Let’s Talk about the Bitter End(s)

College is an odd time to be think­ing about death, especially if you’re quickly approaching your degree. Universities are sold to students like a new womb—places that we will hibernate, take in nutrients, and are reborn into the actual world when we have completed our development. When I came to school, I genuinely thought of college as a source of new life.

Sure, all of that is true to a degree. But more than that, college is a crash course in the brutal and bitter ends that riddle life. Out of curiosity, I tried to find out the number of college students who either die while enrolled in school or have somebody close to them die.

That would have been really fascinat­ing information to have, if it wasn’t eternally lost somewhere in the sea of articles about college student suicides, alcohol poisonings, and drug overdos­es.

In my desperate attempt to find some statistics, I typed “how many college students die” like a mad man into Google over and over, but I only received bleaker and bleaker results. At first, I wanted to ignore the correlation be­tween substance and suicide, but it proved to be too hard.

I am a rather tame fellow, never hav­ing experimented with drugs really and only drinking modestly. But college kids are just into partying, right? It’s normal. Eight freshmen die within a week of the 2014 school year starting and that is just how things—wait, what?

Eight kids died in their first month of classes at various universities in Sep­tember 2014 while under the influence of some substance. This is only more terrifying when you realize that it’s not particularly strange. The most danger­ous time to be a college student is your first year.

According to responses on Twitter to the death of a freshman at Washing­ton State University in fall of 2013, it is the victim’s own fault for “not being able to handle their [expletive deleted].” In­terestingly enough, that expletive is not the one you would expect.

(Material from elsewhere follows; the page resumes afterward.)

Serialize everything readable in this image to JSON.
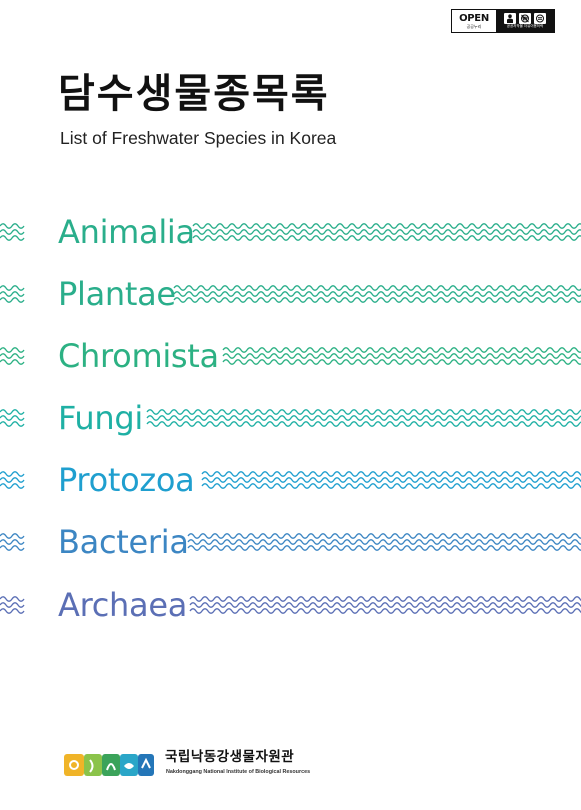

The fact that so many students, es­pecially upperclassman, would respond in such a cold manner is telling of what one of the actual issues might be. Sure, excessive partying is dangerous, but it’s even more dangerous for freshman try­ing to keep up with the bunch of alcohol and drug abusing, angst fuelled nihilists that comprise the upper classes of the average American university.

Alright, I will admit that particular phrasing sounds accusatory. I do have to stick by it, however. Historically speaking, substance abuse and suicide rates don’t go up because people are partying too hard—they go up because folks are depressed.

Depression is a very serious issue that I am not even going to pretend to understand. But it does provide for me the connection between substance and suicide that I so desperately wanted to ignore. Comedian Michael Ian Black once pointed out that every year, we lose a great comedic mind to overdose or suicide, all because we don’t know how to talk about our feelings.

College students are depressed. Once again, I tried to research the numbers on this, but instead just found guides for parents on how to deal with this issue, along with confusing yet haunting graphs in which every line was on a downward spiral, and a disturbing amount of articles with the phrase “de­pressed and alone” in their titles.

This article was originally supposed to be about the experience of death as a college student. But I think it turned into something a little darker, because there is something more devious and vague than the grim reaper haunting college students.

We’re surrounded by ends in gen­eral— the end of our childhood, our educations, our loved ones, marriages, friendships, and you can fill in the rest with your own imagination or experi­ences. There is probably a solution, but I don’t know what it is. All I can suggest is regret for those who don’t survive and a cocktail of silent terror and genuine hopefulness for those of us who do.